Presidential hopeful Barack Obama has said repeatedly that he would meet with leaders of countries considered to be a threat to the United States, including Iran, Syria and Venezuela. In a July 23 Democratic debate, an excerpt of which is available below, Obama explained why he thinks it is important to meet with those leaders.
"The reason is this, that the notion that somehow not talking to countries is punishment to them -- which has been the guiding diplomatic principle of this administration -- is ridiculous," Senator Obama said.
This has drawn criticism from Republican opponent John McCain, who has said Obama's willingness to speak with the leaders of Iran and other US foes shows his "inexperience and reckless judgment", Talking Points Memo reported.
McCain's took issue mainly with the next US president meeting with Mahmoud Ahmadinejad, the president of Iran.
"An unconditional summit meeting with the next American president would confer both international legitimacy on the Iranian president and could strengthen him domestically when he is unpopular among the Iranian people," McCain said, according to remarks provided by his campaign. He added: "The next President ought to understand such basic realities of international relations."

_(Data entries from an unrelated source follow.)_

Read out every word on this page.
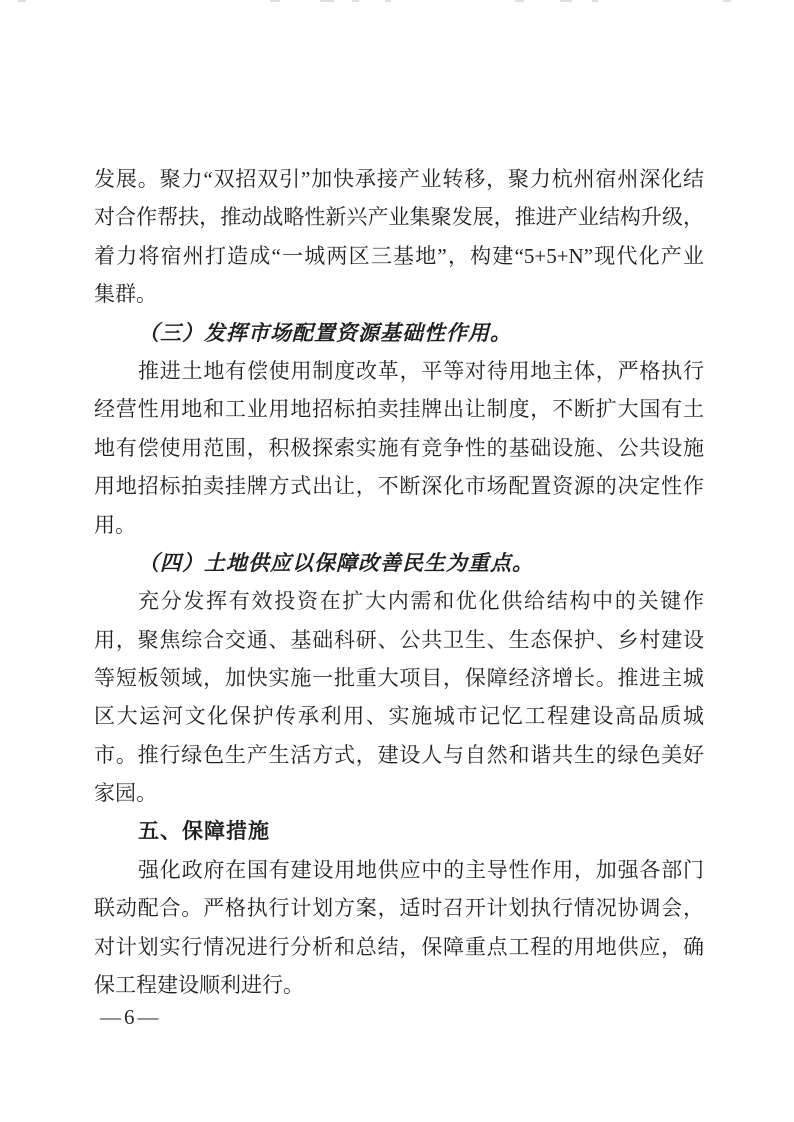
发展。聚力“双招双引”加快承接产业转移，聚力杭州宿州深化结
对合作帮扶，推动战略性新兴产业集聚发展，推进产业结构升级，
着力将宿州打造成“一城两区三基地”，构建“5+5+N”现代化产业
集群。
（三）发挥市场配置资源基础性作用。
推进土地有偿使用制度改革，平等对待用地主体，严格执行
经营性用地和工业用地招标拍卖挂牌出让制度，不断扩大国有土
地有偿使用范围，积极探索实施有竞争性的基础设施、公共设施
用地招标拍卖挂牌方式出让，不断深化市场配置资源的决定性作
用。
（四）土地供应以保障改善民生为重点。
充分发挥有效投资在扩大内需和优化供给结构中的关键作
用，聚焦综合交通、基础科研、公共卫生、生态保护、乡村建设
等短板领域，加快实施一批重大项目，保障经济增长。推进主城
区大运河文化保护传承利用、实施城市记忆工程建设高品质城
市。推行绿色生产生活方式，建设人与自然和谐共生的绿色美好
家园。
五、保障措施
强化政府在国有建设用地供应中的主导性作用，加强各部门
联动配合。严格执行计划方案，适时召开计划执行情况协调会，
对计划实行情况进行分析和总结，保障重点工程的用地供应，确
保工程建设顺利进行。
—6—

"Here's the truth: the Soviet Union had thousands of nuclear weapons, and Iran doesn't have a single one. But when the world was on the brink of nuclear holocaust, Kennedy talked to Khrushchev and he got those missiles out of Cuba. Why shouldn't we have the same courage and the confidence to talk to our enemies? That's what strong countries do, that's what strong presidents do, that's what I'll do when I'm president of the United States of America."